Figure 4.

Physical characterization of r1c3. (a) Western blot analysis of clone r1c3. Staining with B1 (left panel), which binds the C-terminus of VP1/VP2/VP3, shows a typical pattern for wt AAV2. In comparison, B1 staining shows normal VP2/VP3 expression for r1c3 with a higher molecular weight VP1-mCherry hybrid protein (closed circles), confirmed by mCherry (mCh) and A1 staining (middle and right panels, respectively). A fragment sized similarly to wt VP1 was also seen in r1c3 by B1 staining (open circles; left panel), but appears positive for mCherry staining (middle panel). In addition, r1c3 showed a lower molecular weight band (closed triangles) with B1 and mCherry staining that was negative for A1, likely a C-terminal proteolytic fragment. These and additional bands in the blots may indicate mild proteolysis of r1c3, but the full-length VP1-mCherry chimera appears to be the dominant VP1 species. (b) Immunoelectron microscopy of r1c3 demonstrates incorporation of the VP1-mCherry protein into the capsid. Transmission electron micrographs were taken after staining with a polyclonal mCherry antibody followed by a secondary antibody conjugated to gold nanoparticles (12 nm, black dots).

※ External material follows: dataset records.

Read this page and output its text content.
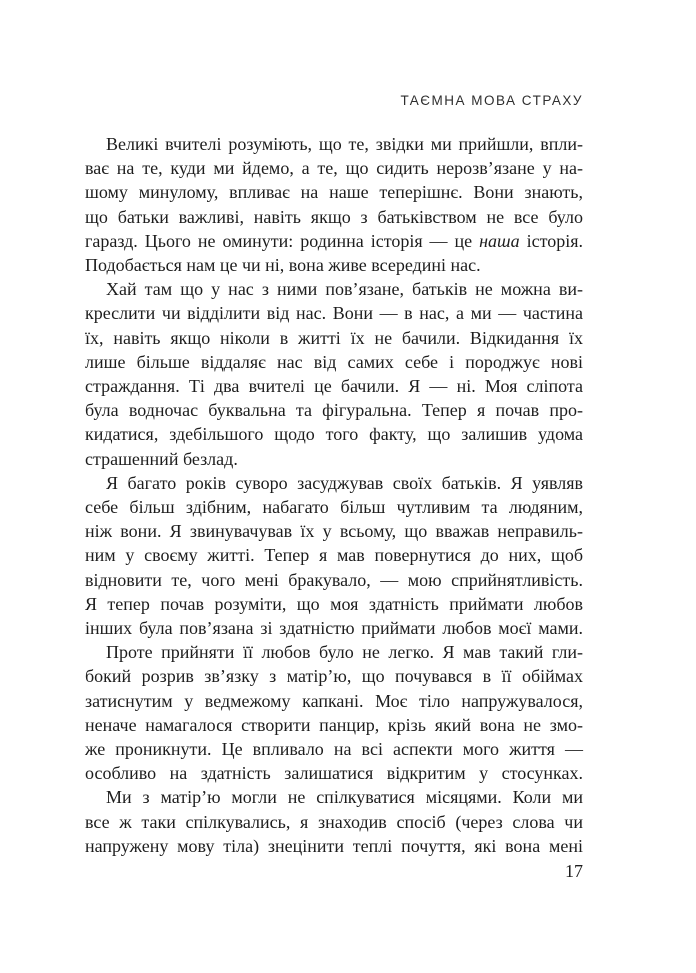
ТАЄМНА МОВА СТРАХУ
Великі вчителі розуміють, що те, звідки ми прийшли, впли-
ває на те, куди ми йдемо, а те, що сидить нерозв’язане у на-
шому минулому, впливає на наше теперішнє. Вони знають,
що батьки важливі, навіть якщо з батьківством не все було
гаразд. Цього не оминути: родинна історія — це наша історія.
Подобається нам це чи ні, вона живе всередині нас.
Хай там що у нас з ними пов’язане, батьків не можна ви-
креслити чи відділити від нас. Вони — в нас, а ми — частина
їх, навіть якщо ніколи в житті їх не бачили. Відкидання їх
лише більше віддаляє нас від самих себе і породжує нові
страждання. Ті два вчителі це бачили. Я — ні. Моя сліпота
була водночас буквальна та фігуральна. Тепер я почав про-
кидатися, здебільшого щодо того факту, що залишив удома
страшенний безлад.
Я багато років суворо засуджував своїх батьків. Я уявляв
себе більш здібним, набагато більш чутливим та людяним,
ніж вони. Я звинувачував їх у всьому, що вважав неправиль-
ним у своєму житті. Тепер я мав повернутися до них, щоб
відновити те, чого мені бракувало, — мою сприйнятливість.
Я тепер почав розуміти, що моя здатність приймати любов
інших була пов’язана зі здатністю приймати любов моєї мами.
Проте прийняти її любов було не легко. Я мав такий гли-
бокий розрив зв’язку з матір’ю, що почувався в її обіймах
затиснутим у ведмежому капкані. Моє тіло напружувалося,
неначе намагалося створити панцир, крізь який вона не змо-
же проникнути. Це впливало на всі аспекти мого життя —
особливо на здатність залишатися відкритим у стосунках.
Ми з матір’ю могли не спілкуватися місяцями. Коли ми
все ж таки спілкувались, я знаходив спосіб (через слова чи
напружену мову тіла) знецінити теплі почуття, які вона мені
17
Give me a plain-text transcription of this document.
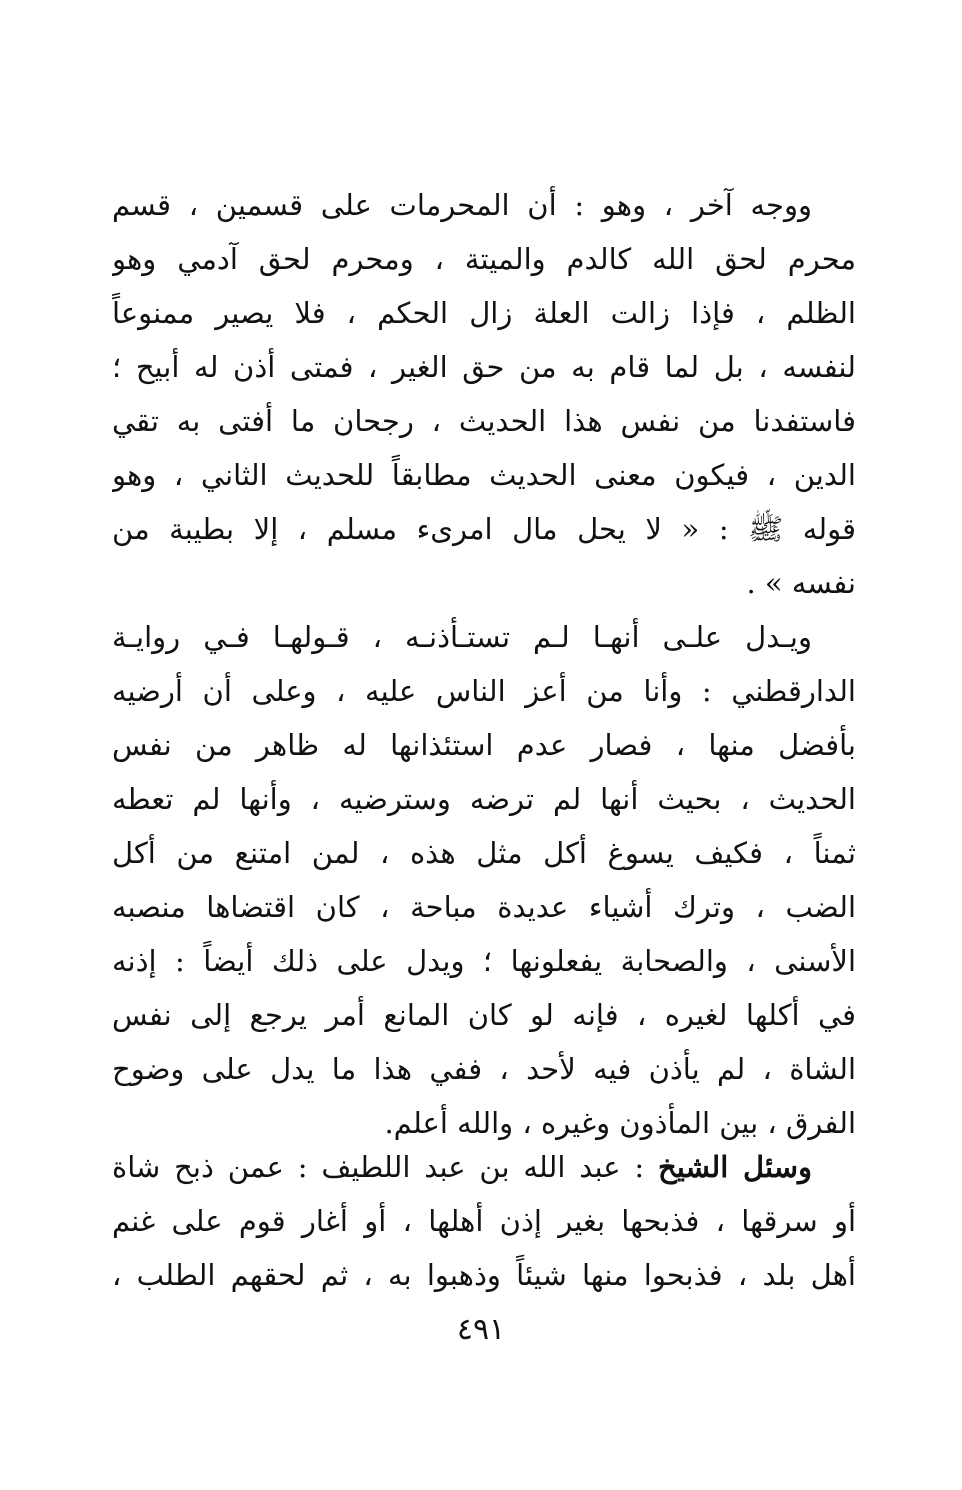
ووجه آخر ، وهو : أن المحرمات على قسمين ، قسم
محرم لحق الله كالدم والميتة ، ومحرم لحق آدمي وهو
الظلم ، فإذا زالت العلة زال الحكم ، فلا يصير ممنوعاً
لنفسه ، بل لما قام به من حق الغير ، فمتى أذن له أبيح ؛
فاستفدنا من نفس هذا الحديث ، رجحان ما أفتى به تقي
الدين ، فيكون معنى الحديث مطابقاً للحديث الثاني ، وهو
قوله ﷺ : « لا يحل مال امرىء مسلم ، إلا بطيبة من
نفسه » .

ويـدل علـى أنهـا لـم تستـأذنـه ، قـولهـا فـي روايـة
الدارقطني : وأنا من أعز الناس عليه ، وعلى أن أرضيه
بأفضل منها ، فصار عدم استئذانها له ظاهر من نفس
الحديث ، بحيث أنها لم ترضه وسترضيه ، وأنها لم تعطه
ثمناً ، فكيف يسوغ أكل مثل هذه ، لمن امتنع من أكل
الضب ، وترك أشياء عديدة مباحة ، كان اقتضاها منصبه
الأسنى ، والصحابة يفعلونها ؛ ويدل على ذلك أيضاً : إذنه
في أكلها لغيره ، فإنه لو كان المانع أمر يرجع إلى نفس
الشاة ، لم يأذن فيه لأحد ، ففي هذا ما يدل على وضوح
الفرق ، بين المأذون وغيره ، والله أعلم.

وسئل الشيخ : عبد الله بن عبد اللطيف : عمن ذبح شاة
أو سرقها ، فذبحها بغير إذن أهلها ، أو أغار قوم على غنم
أهل بلد ، فذبحوا منها شيئاً وذهبوا به ، ثم لحقهم الطلب ،

٤٩١
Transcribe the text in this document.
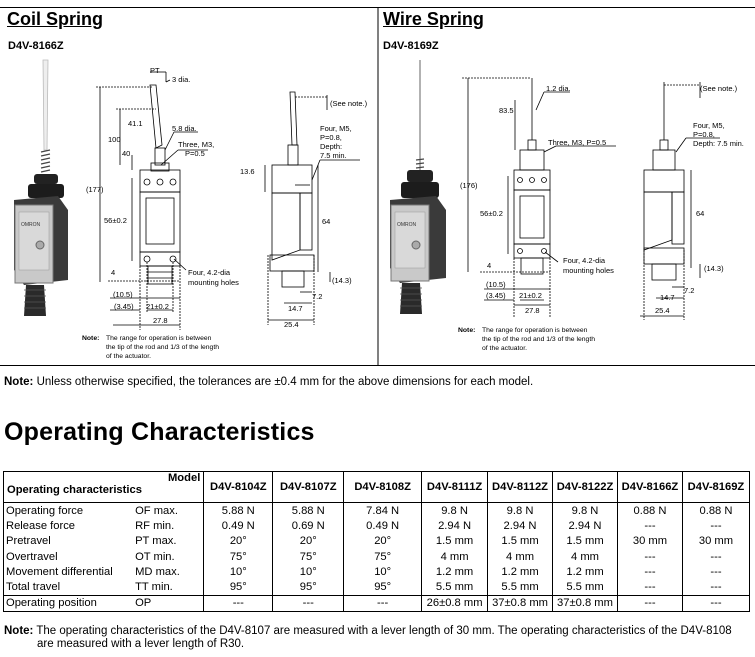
Coil Spring
D4V-8166Z
Wire Spring
D4V-8169Z
OMRON
PT
3 dia.
41.1
5.8 dia.
100
40
Three, M3,
P=0.5
(177)
56±0.2
4	Four, 4.2-dia
mounting holes
(10.5)
(3.45) 21±0.2
27.8
(See note.)
Four, M5,
P=0.8,
Depth:
7.5 min.
13.6
64
(14.3)
7.2
14.7
25.4
Note: The range for operation is between
the tip of the rod and 1/3 of the length
of the actuator.
OMRON
1.2 dia.
83.5
Three, M3, P=0.5
(176)
56±0.2
4
Four, 4.2-dia
mounting holes
(10.5)
(3.45) 21±0.2
27.8
(See note.)
Four, M5,
P=0.8,
Depth: 7.5 min.
64
(14.3)
7.2
14.7
25.4
Note: The range for operation is between
the tip of the rod and 1/3 of the length
of the actuator.
Note: Unless otherwise specified, the tolerances are ±0.4 mm for the above dimensions for each model.
Operating Characteristics
Model
Operating characteristics		D4V-8104Z	D4V-8107Z	D4V-8108Z	D4V-8111Z	D4V-8112Z	D4V-8122Z	D4V-8166Z	D4V-8169Z
Operating force	OF max.	5.88 N	5.88 N	7.84 N	9.8 N	9.8 N	9.8 N	0.88 N	0.88 N
Release force	RF min.	0.49 N	0.69 N	0.49 N	2.94 N	2.94 N	2.94 N	---	---
Pretravel	PT max.	20°	20°	20°	1.5 mm	1.5 mm	1.5 mm	30 mm	30 mm
Overtravel	OT min.	75°	75°	75°	4 mm	4 mm	4 mm	---	---
Movement differential	MD max.	10°	10°	10°	1.2 mm	1.2 mm	1.2 mm	---	---
Total travel	TT min.	95°	95°	95°	5.5 mm	5.5 mm	5.5 mm	---	---
Operating position	OP	---	---	---	26±0.8 mm	37±0.8 mm	37±0.8 mm	---	---
Note: The operating characteristics of the D4V-8107 are measured with a lever length of 30 mm. The operating characteristics of the D4V-8108
are measured with a lever length of R30.
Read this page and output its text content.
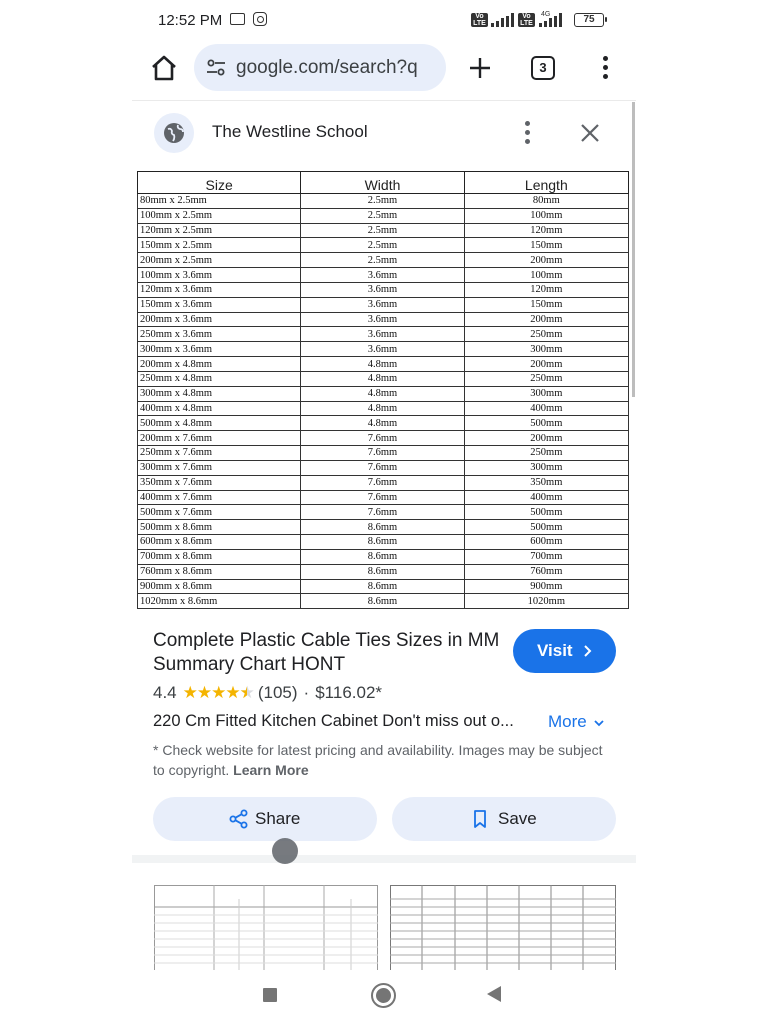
12:52 PM	Vo LTE
Vo LTE
4G	75
google.com/search?q	3
The Westline School
Size	Width	Length
80mm x 2.5mm	2.5mm	80mm
100mm x 2.5mm	2.5mm	100mm
120mm x 2.5mm	2.5mm	120mm
150mm x 2.5mm	2.5mm	150mm
200mm x 2.5mm	2.5mm	200mm
100mm x 3.6mm	3.6mm	100mm
120mm x 3.6mm	3.6mm	120mm
150mm x 3.6mm	3.6mm	150mm
200mm x 3.6mm	3.6mm	200mm
250mm x 3.6mm	3.6mm	250mm
300mm x 3.6mm	3.6mm	300mm
200mm x 4.8mm	4.8mm	200mm
250mm x 4.8mm	4.8mm	250mm
300mm x 4.8mm	4.8mm	300mm
400mm x 4.8mm	4.8mm	400mm
500mm x 4.8mm	4.8mm	500mm
200mm x 7.6mm	7.6mm	200mm
250mm x 7.6mm	7.6mm	250mm
300mm x 7.6mm	7.6mm	300mm
350mm x 7.6mm	7.6mm	350mm
400mm x 7.6mm	7.6mm	400mm
500mm x 7.6mm	7.6mm	500mm
500mm x 8.6mm	8.6mm	500mm
600mm x 8.6mm	8.6mm	600mm
700mm x 8.6mm	8.6mm	700mm
760mm x 8.6mm	8.6mm	760mm
900mm x 8.6mm	8.6mm	900mm
1020mm x 8.6mm	8.6mm	1020mm
Complete Plastic Cable Ties Sizes in MM Summary Chart HONT
Visit
4.4 ★★★★★ ★ (105) · $116.02*
220 Cm Fitted Kitchen Cabinet Don't miss out o... More
* Check website for latest pricing and availability. Images may be subject to copyright. Learn More
Share	Save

Wt AAV2 is shown at right under identical staining conditions. Mutant r1c3 is shown as an empty (left panel) and full (middle panel) capsid, both containing VP1-mCherry chimeric proteins. Bar = 20 nm. (c) Affinity chromatography shows r1c3 retains affinity for heparin, the primary cell surface receptor for AAV2. qPCR analysis (top panel) of eluates with increasing NaCl show wt AAV2 (black bars) and r1c3 (gray bars) both elute in peak fractions near 500 mmol/l NaCl. Error bars indicate SD from three (wt) or two (r1c3) independent experiments. Western blot analysis (bottom panel) of samples run under non-reducing conditions, stained with B1, verifies presence of capsid subunits in elutions. AAV, adeno-associated virus; qPCR, quantitative PCR.